Abstract

Supercritical airfoils are critical components in the design of commercial wide-body aircraft wings due to their ability to enhance aerodynamic performance in transonic flow regimes. However, traditional design methods for supercritical airfoils can be time-consuming and require significant manual effort, not to mention the high cost associated with computational fluid dynamics analysis. To address these challenges, this paper introduces a highly automated approach for supercritical airfoil design, called Evolutionary Generative Design (EvoGD). The EvoGD approach is based on the framework of Evolutionary Computation and employs a series of sophisticated data-driven generative models incorporated with physical information to iteratively refine initial airfoil shapes, resulting in improved aerodynamic performances and reduced constraint violations. Moreover, to speed up the evaluation of the generated airfoils, a series of accurate and efficient data-driven predictors are utilized.

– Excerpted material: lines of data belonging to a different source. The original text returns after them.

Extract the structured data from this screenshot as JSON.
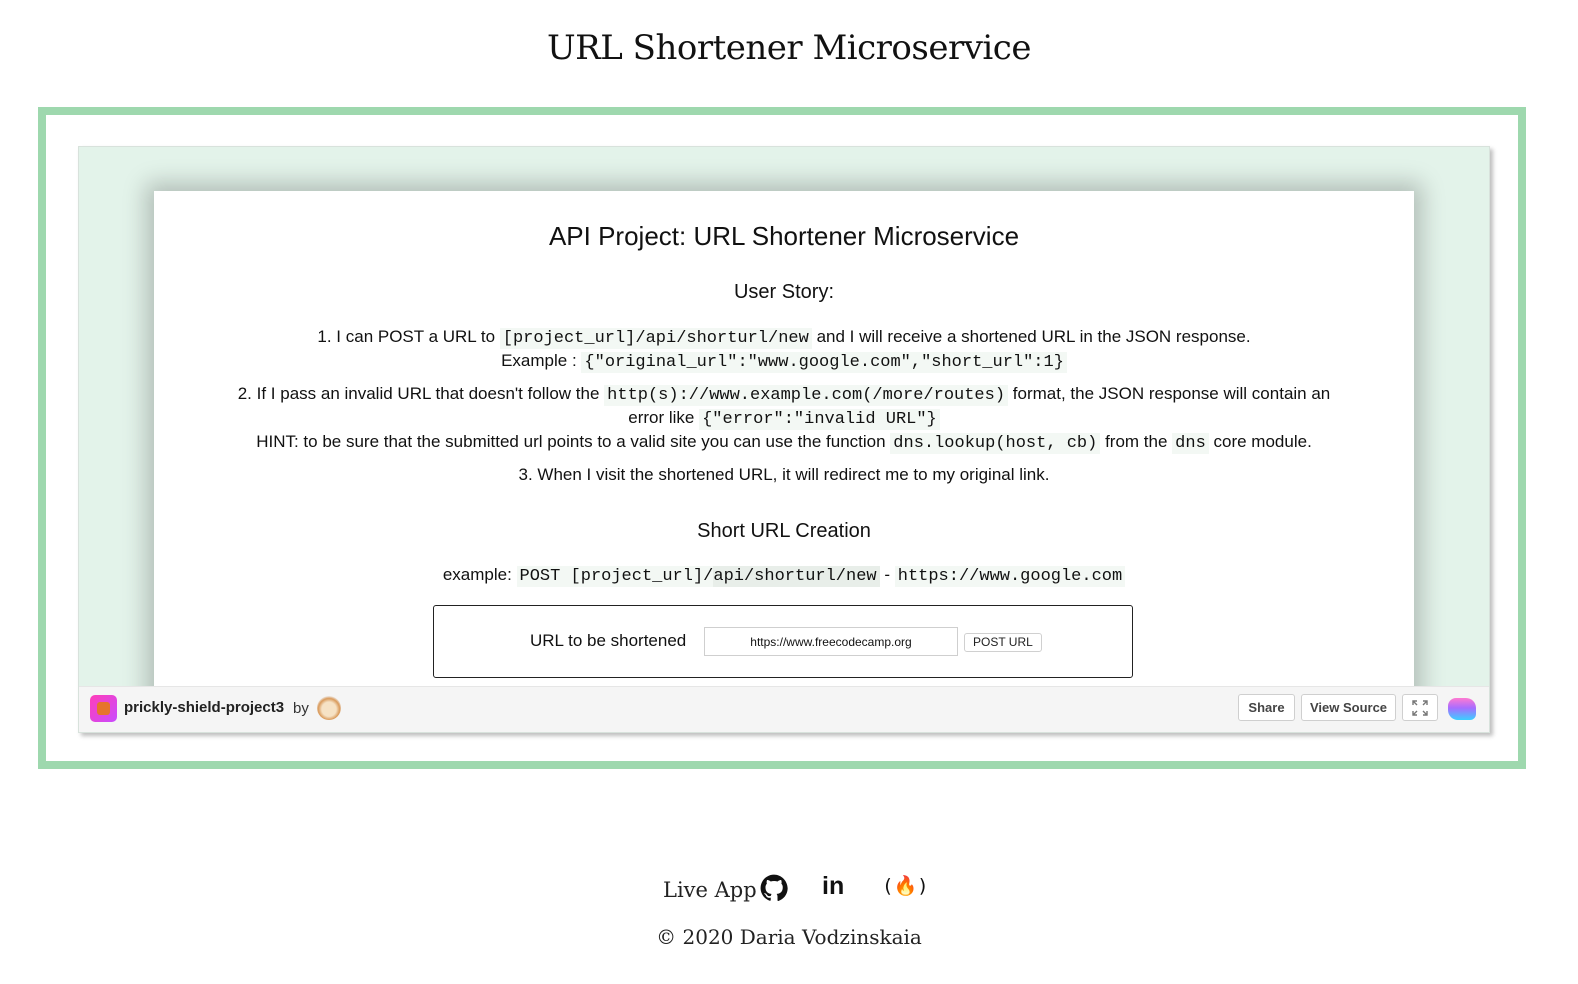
{
  "page": {
    "title": "URL Shortener Microservice",
    "copyright": "© 2020 Daria Vodzinskaia"
  },
  "links": {
    "live_app": "Live App",
    "icons": [
      "github-icon",
      "linkedin-icon",
      "freecodecamp-icon"
    ],
    "linkedin_glyph": "in",
    "fcc_glyph": "(🔥)"
  },
  "card": {
    "heading": "API Project: URL Shortener Microservice",
    "user_story_heading": "User Story:",
    "story1_prefix": "1. I can POST a URL to",
    "story1_code": "[project_url]/api/shorturl/new",
    "story1_suffix": "and I will receive a shortened URL in the JSON response.",
    "story1_example_prefix": "Example :",
    "story1_example_code": "{\"original_url\":\"www.google.com\",\"short_url\":1}",
    "story2_prefix": "2. If I pass an invalid URL that doesn't follow the",
    "story2_code": "http(s)://www.example.com(/more/routes)",
    "story2_suffix": "format, the JSON response will contain an",
    "story2_error_prefix": "error like",
    "story2_error_code": "{\"error\":\"invalid URL\"}",
    "hint_prefix": "HINT: to be sure that the submitted url points to a valid site you can use the function",
    "hint_code": "dns.lookup(host, cb)",
    "hint_mid": "from the",
    "hint_code2": "dns",
    "hint_suffix": "core module.",
    "story3": "3. When I visit the shortened URL, it will redirect me to my original link.",
    "creation_heading": "Short URL Creation",
    "example_prefix": "example:",
    "example_code_a": "POST [project_url]/",
    "example_code_b": "api/shorturl/new",
    "example_dash": "-",
    "example_code_c": "https://www.google.com",
    "form_label": "URL to be shortened",
    "input_value": "https://www.freecodecamp.org",
    "post_button": "POST URL"
  },
  "embed_footer": {
    "project_name": "prickly-shield-project3",
    "by": "by",
    "share": "Share",
    "view_source": "View Source",
    "fullscreen_icon": "fullscreen-icon",
    "glitch_logo": "glitch-logo-icon"
  },
  "colors": {
    "frame_green": "#9ed8ae",
    "embed_bg": "#e3f3ea"
  }
}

The efficacy of the EvoGD approach was demonstrated through experiments on a dataset of 501 supercritical airfoils, including one baseline design and 500 randomly perturbed airfoils. On average, the generated airfoils showed improved performance in terms of buffet lift coefficient, cruise lift-to-drag ratio, and thickness by 5%, 4%, and 1%, respectively. The best generated airfoil outperformed the baseline design in terms of critical buffet lift coefficient and cruise lift-to-drag ratio by 7.1% and 6.4%, respectively. The entire design process was completed in less than an hour on a personal computer, highlighting the high efficiency and scalability of the EvoGD approach.